Yemen’s Houthis’ latest offensive to take Marib city, the last stronghold of the internationally-recognized government, threatens peace prospects, but the new US administration’s efforts to end the conflict present a “new opportunity” to reopen negotiations, the UN envoy to Yemen said on Thursday.


“The conflict in Yemen has taken a sharp escalatory turn with most recent offensive in Marib governorate. I have condemned this many times since early last year when this offensive operation started, and I will repeat my call now: the attack on Marib must stop. It puts millions of civilians at risk,” Martin Griffiths told the UN Security Council.


The recent push towards Marib by Iran-backed Houthi forces, who control Yemen’s most populous areas, has coincided with a fresh push by the United Nations and the United States to end the war, which the United Nations says has created the world’s largest humanitarian crisis.
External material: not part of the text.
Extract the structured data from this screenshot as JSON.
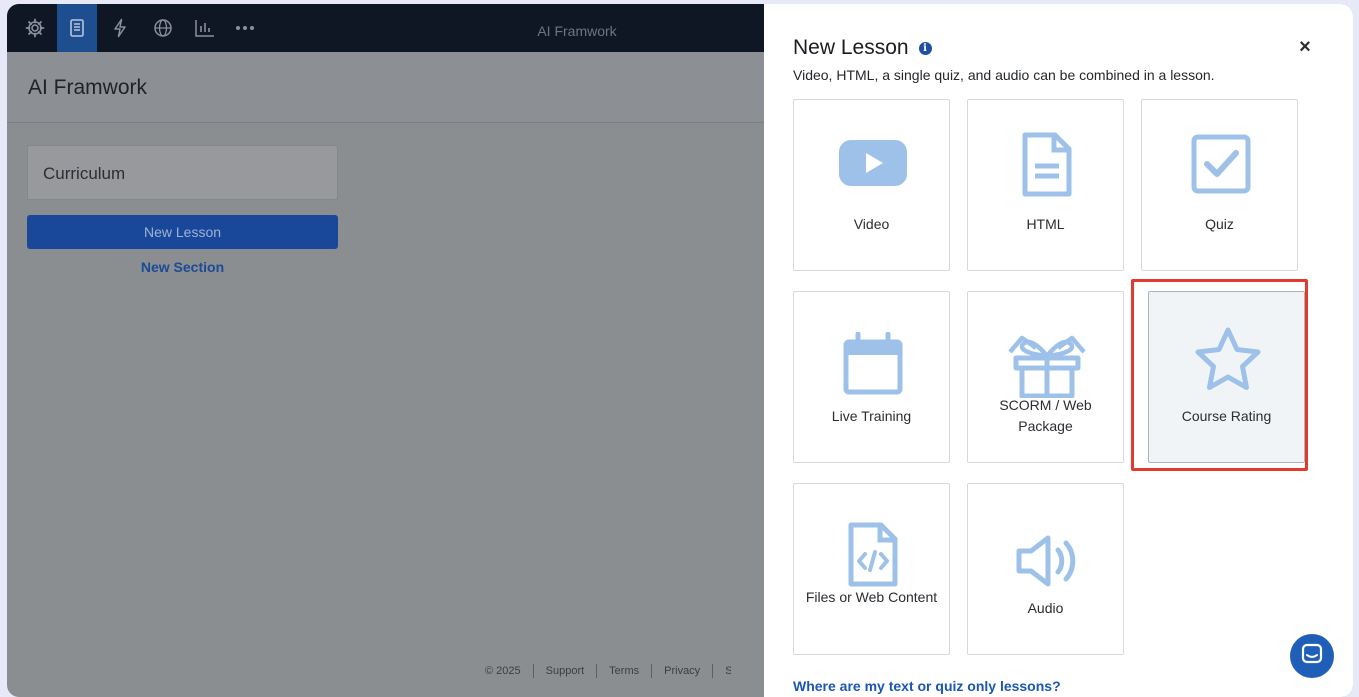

This push includes US President Joe Biden’s administration revoking a terrorist designation of the Houthis introduced by former President Donald Trump in January.


“I join others in particularly welcoming the renewed focus the United States is placing on this conflict… International support for ending the conflict is indispensable, and this offers us a new opportunity to reopen space for a negotiated solution,” Griffiths said.


Yemen’s war started in 2014 when the Houthis seized the capital, Sanaa, and much of the country’s north. The conflict has killed some 130,000 people and spawned the world’s worst humanitarian disaster.


The offensive on Marib was accompanied by increased drone attacks on Saudi Arabia, which leads the Arab Coalition supporting the internationally recognized government in Yemen.


Saudi Arabia said a Houthi drone attack caused a fire in a civilian aircraft at an airport in Abha last week.


Griffiths warned of “worrying spikes of violence and hostilities” and stressed that he was “alarmed by continued cross-border attacks, which damage prospects for peace and regional stability.”